Por volta de 1h minha mãe resolve ir embora e me chama, que prontamente estou de pé seguindo para a saída. Após entregar o bilhete ao manobrista eu vejo a van da banda D'Breck estacionar bem na frente da entrada e quando pergunto se eles vão tocar lá eles dizem que sim. Mando o manobrista estacionar meu carro novamente e convenço minha mãe à voltar pra festa.
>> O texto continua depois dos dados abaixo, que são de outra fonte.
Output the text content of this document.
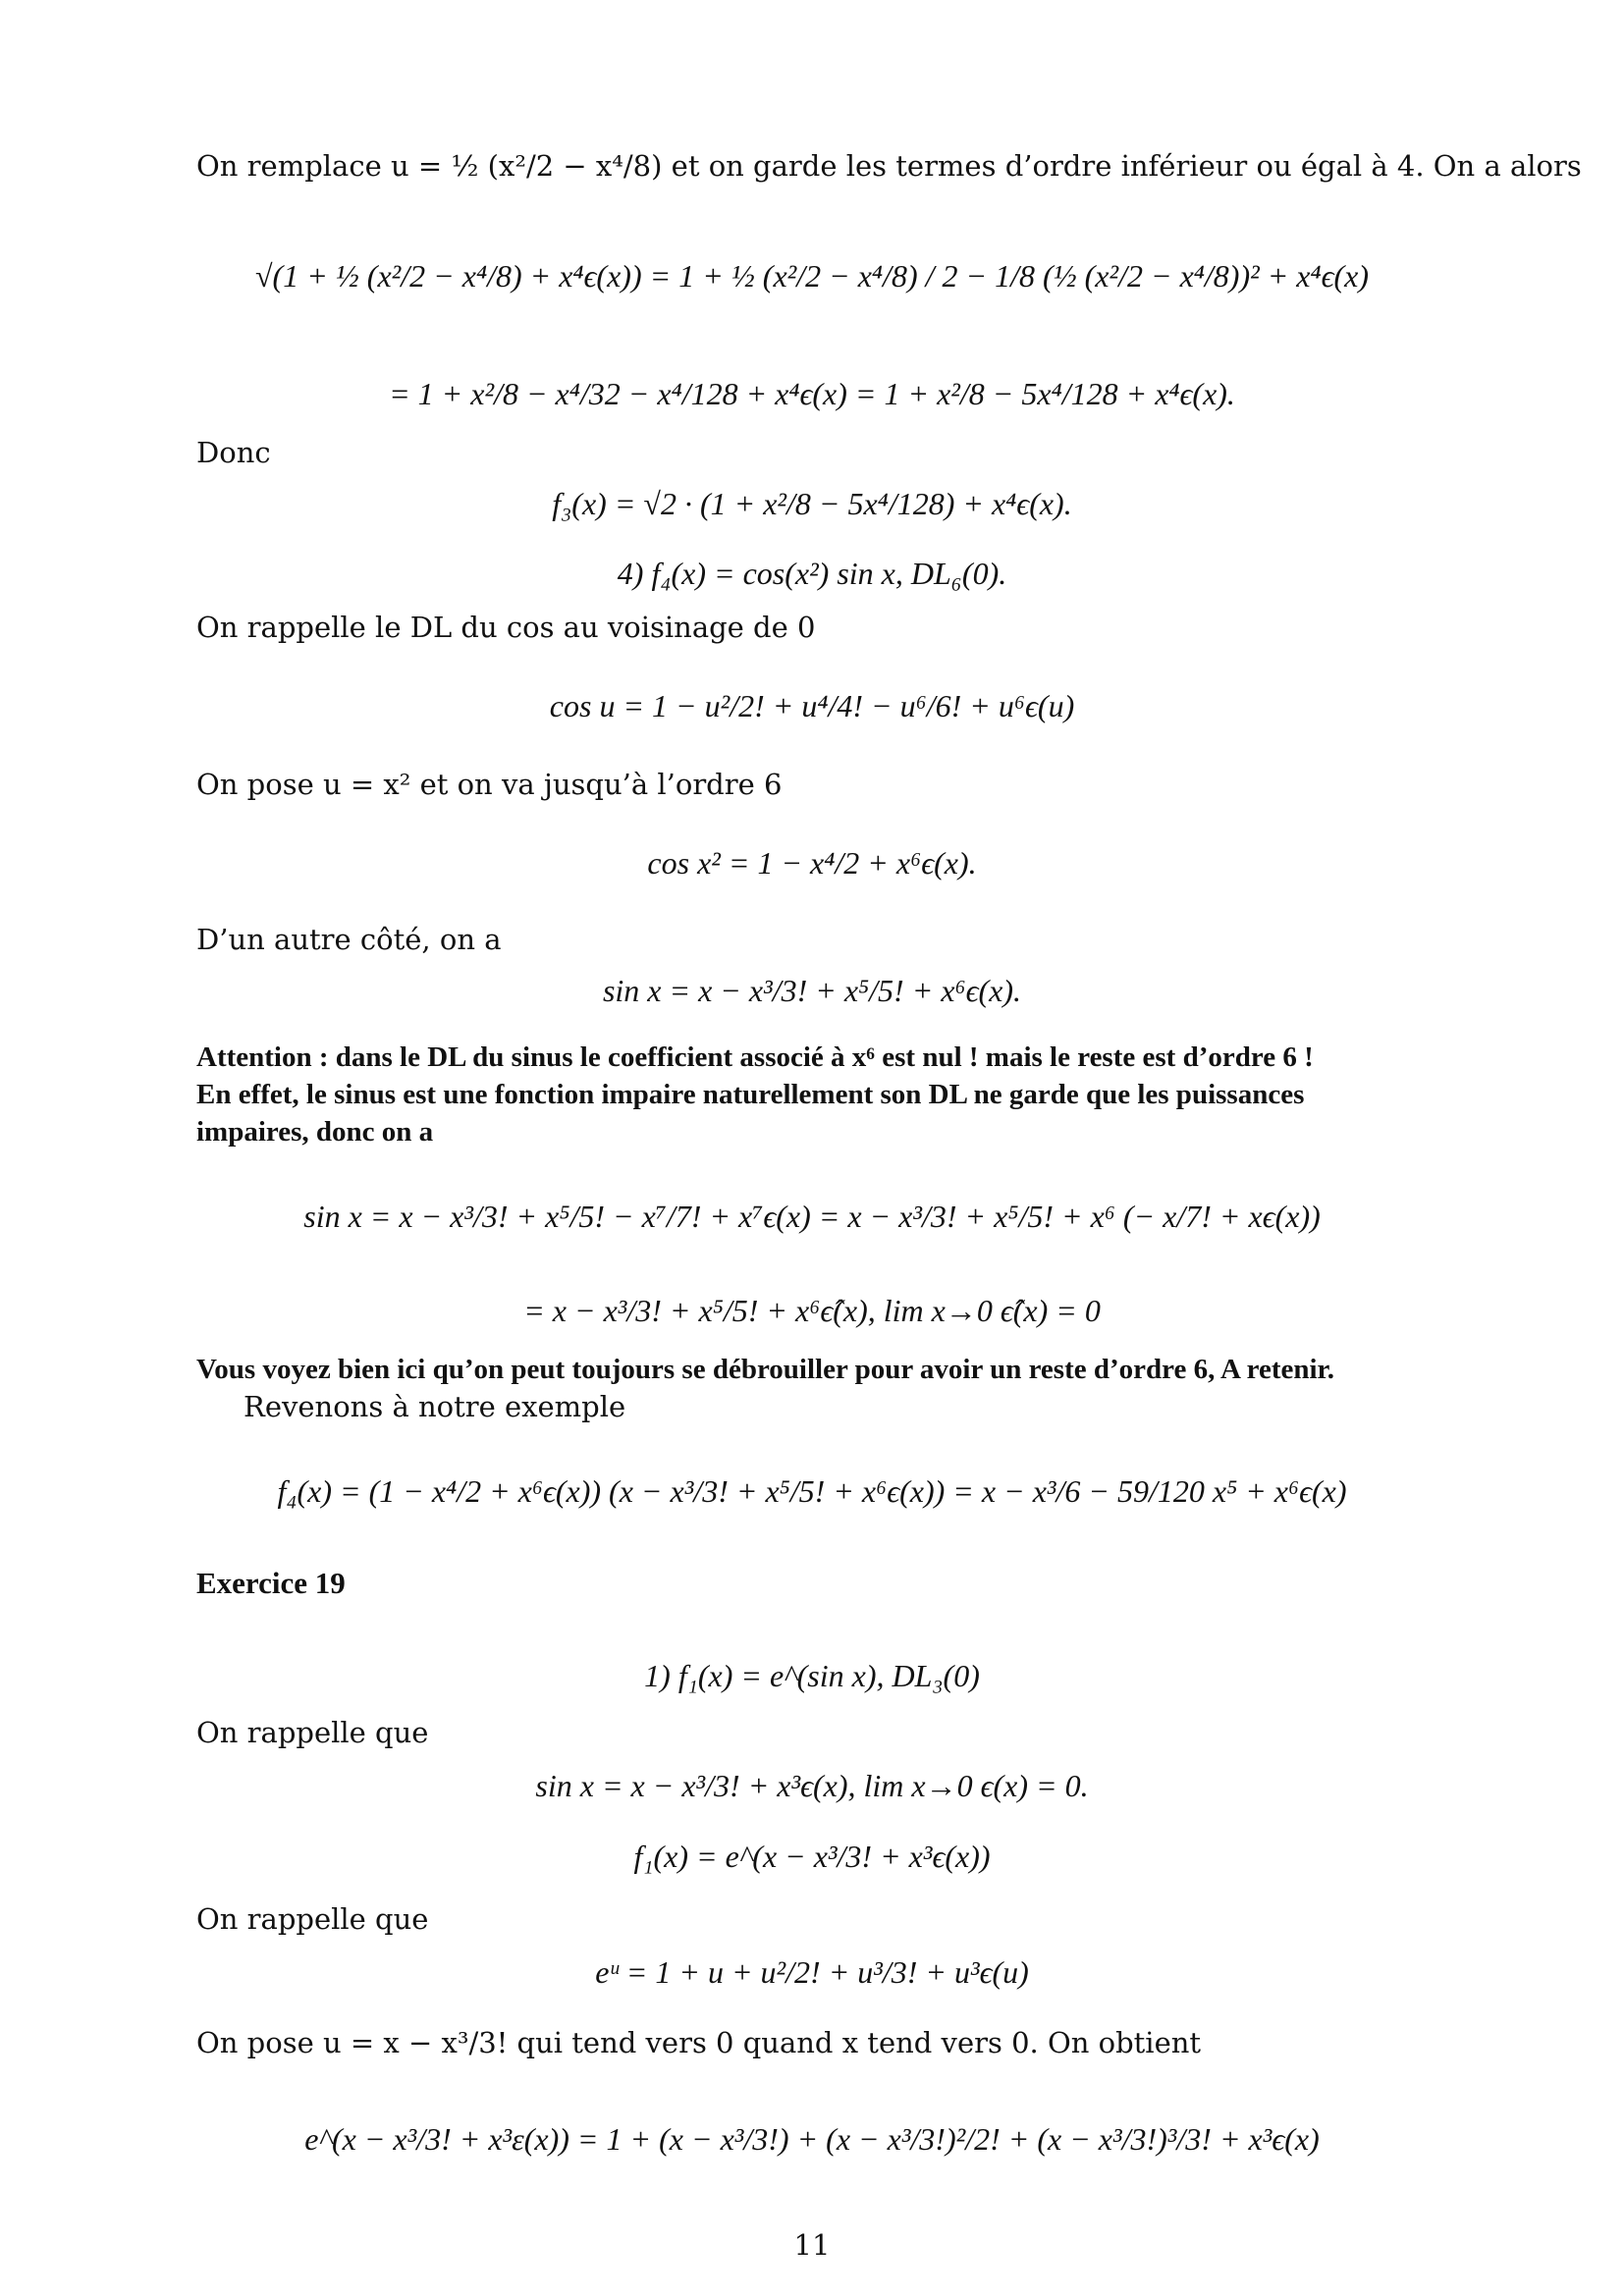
On remplace u = ½ (x²/2 − x⁴/8) et on garde les termes d’ordre inférieur ou égal à 4. On a alors
√(1 + ½ (x²/2 − x⁴/8) + x⁴ϵ(x)) = 1 + ½ (x²/2 − x⁴/8) / 2 − 1/8 (½ (x²/2 − x⁴/8))² + x⁴ϵ(x)
= 1 + x²/8 − x⁴/32 − x⁴/128 + x⁴ϵ(x) = 1 + x²/8 − 5x⁴/128 + x⁴ϵ(x).
Donc
f₃(x) = √2 · (1 + x²/8 − 5x⁴/128) + x⁴ϵ(x).
4) f₄(x) = cos(x²) sin x, DL₆(0).
On rappelle le DL du cos au voisinage de 0
cos u = 1 − u²/2! + u⁴/4! − u⁶/6! + u⁶ϵ(u)
On pose u = x² et on va jusqu’à l’ordre 6
cos x² = 1 − x⁴/2 + x⁶ϵ(x).
D’un autre côté, on a
sin x = x − x³/3! + x⁵/5! + x⁶ϵ(x).
Attention : dans le DL du sinus le coefficient associé à x⁶ est nul ! mais le reste est d’ordre 6 !
En effet, le sinus est une fonction impaire naturellement son DL ne garde que les puissances
impaires, donc on a
sin x = x − x³/3! + x⁵/5! − x⁷/7! + x⁷ϵ(x) = x − x³/3! + x⁵/5! + x⁶ (− x/7! + xϵ(x))
= x − x³/3! + x⁵/5! + x⁶ϵ̂(x), lim x→0 ϵ̂(x) = 0
Vous voyez bien ici qu’on peut toujours se débrouiller pour avoir un reste d’ordre 6, A retenir.
Revenons à notre exemple
f₄(x) = (1 − x⁴/2 + x⁶ϵ(x)) (x − x³/3! + x⁵/5! + x⁶ϵ(x)) = x − x³/6 − 59/120 x⁵ + x⁶ϵ(x)
Exercice 19
1) f₁(x) = e^(sin x), DL₃(0)
On rappelle que
sin x = x − x³/3! + x³ϵ(x), lim x→0 ϵ(x) = 0.
f₁(x) = e^(x − x³/3! + x³ϵ(x))
On rappelle que
eᵘ = 1 + u + u²/2! + u³/3! + u³ϵ(u)
On pose u = x − x³/3! qui tend vers 0 quand x tend vers 0. On obtient
e^(x − x³/3! + x³ε(x)) = 1 + (x − x³/3!) + (x − x³/3!)²/2! + (x − x³/3!)³/3! + x³ϵ(x)
11
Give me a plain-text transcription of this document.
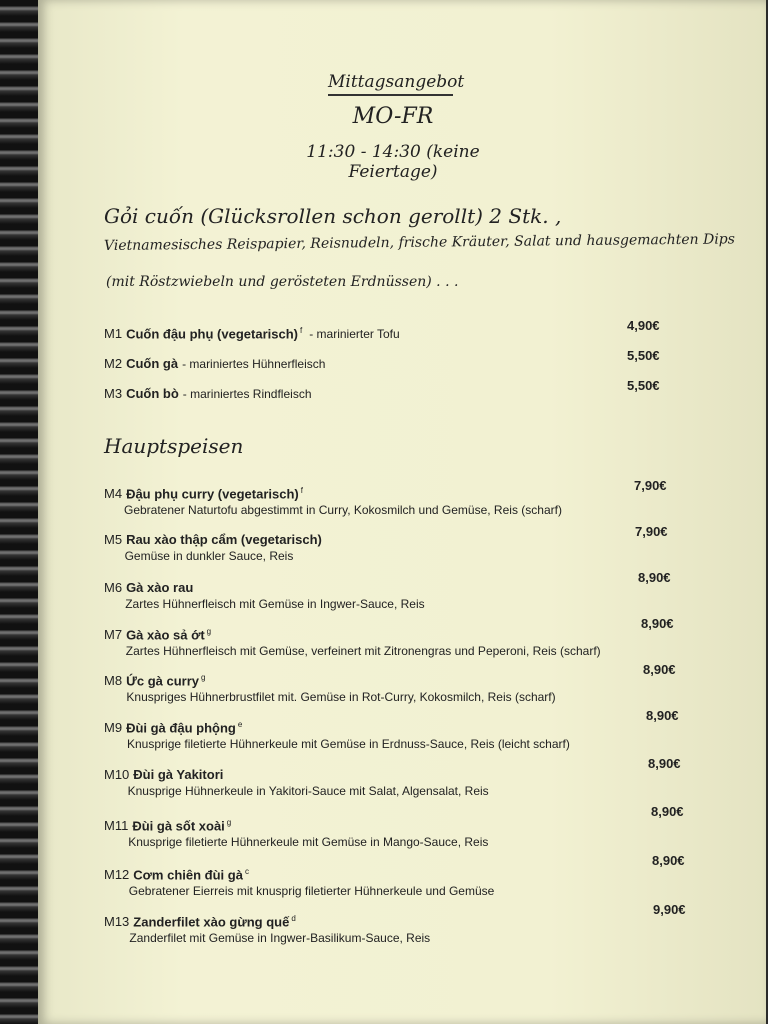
Mittagsangebot
MO-FR
11:30 - 14:30 (keine Feiertage)
Gỏi cuốn (Glücksrollen schon gerollt) 2 Stk. ,
Vietnamesisches Reispapier, Reisnudeln, frische Kräuter, Salat und hausgemachten Dips
(mit Röstzwiebeln und gerösteten Erdnüssen) . . .
M1 Cuốn đậu phụ (vegetarisch) $^f$ - marinierter Tofu
4,90€
M2 Cuốn gà - mariniertes Hühnerfleisch
5,50€
M3 Cuốn bò - mariniertes Rindfleisch
5,50€
Hauptspeisen
M4 Đậu phụ curry (vegetarisch) $^f$
Gebratener Naturtofu abgestimmt in Curry, Kokosmilch und Gemüse, Reis (scharf)
7,90€
M5 Rau xào thập cẩm (vegetarisch)
Gemüse in dunkler Sauce, Reis
7,90€
M6 Gà xào rau
Zartes Hühnerfleisch mit Gemüse in Ingwer-Sauce, Reis
8,90€
M7 Gà xào sả ớt $^g$
Zartes Hühnerfleisch mit Gemüse, verfeinert mit Zitronengras und Peperoni, Reis (scharf)
8,90€
M8 Ức gà curry $^g$
Knuspriges Hühnerbrustfilet mit. Gemüse in Rot-Curry, Kokosmilch, Reis (scharf)
8,90€
M9 Đùi gà đậu phộng $^e$
Knusprige filetierte Hühnerkeule mit Gemüse in Erdnuss-Sauce, Reis (leicht scharf)
8,90€
M10 Đùi gà Yakitori
Knusprige Hühnerkeule in Yakitori-Sauce mit Salat, Algensalat, Reis
8,90€
M11 Đùi gà sốt xoài $^g$
Knusprige filetierte Hühnerkeule mit Gemüse in Mango-Sauce, Reis
8,90€
M12 Cơm chiên đùi gà $^c$
Gebratener Eierreis mit knusprig filetierter Hühnerkeule und Gemüse
8,90€
M13 Zanderfilet xào gừng quế $^d$
Zanderfilet mit Gemüse in Ingwer-Basilikum-Sauce, Reis
9,90€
Aí começa a festa pra mim. mais johnnie, menos gelo, mais brilho, menos controle. Até sambar eu sambo. Por alguns momentos me sinto um verdadeiro idiota ao lembrar que em meu casamento minha mãe havia pedido duas senha extras para levar as filhas do seu chefe (nesse caso irmãs do noivo do casamento de ontem) porque elas queriam ir pra festa para ver Almir Rouche cantar, muito educadamente eu falei que meu casamento não era show e que elas comprassem ingresso para vê-los em qualquer outro lugar, não na minha festa. Puta merda... Porque antes de negar ou ceder as senhas eu não pedi fotos das meninas? Certamente a minha festa teria sido bem mais bonita, por assim dizer. Enfim, não conseguia olhar para outro lugar. Uma delas dançava de uma forma apaixonante, fazia mesmo de propósito, ela sabia que tava por cima... Duas horas depois resolvemos ir embora de verdade (minha mãe resolve, pois por mim ainda estaria lá) e hoje, ao acordar eu tenho a grande surpresa: Não é que ontem eu ainda entrei no msn e falei com algumas pessoas? Tudo bem que eu estranhei quando acordei usando o notebook de travesseiro, mas não fazia idéia que tinha falado com pessoas. Mico total, mas nada comparado à quantidade de merda que falei pra menina do cerimonial. Totalmente sem noção...

É, essas festas ainda acabam comigo... e sobre o título é um trecho de uma música nova de Jota Quest, muito legal por sinal.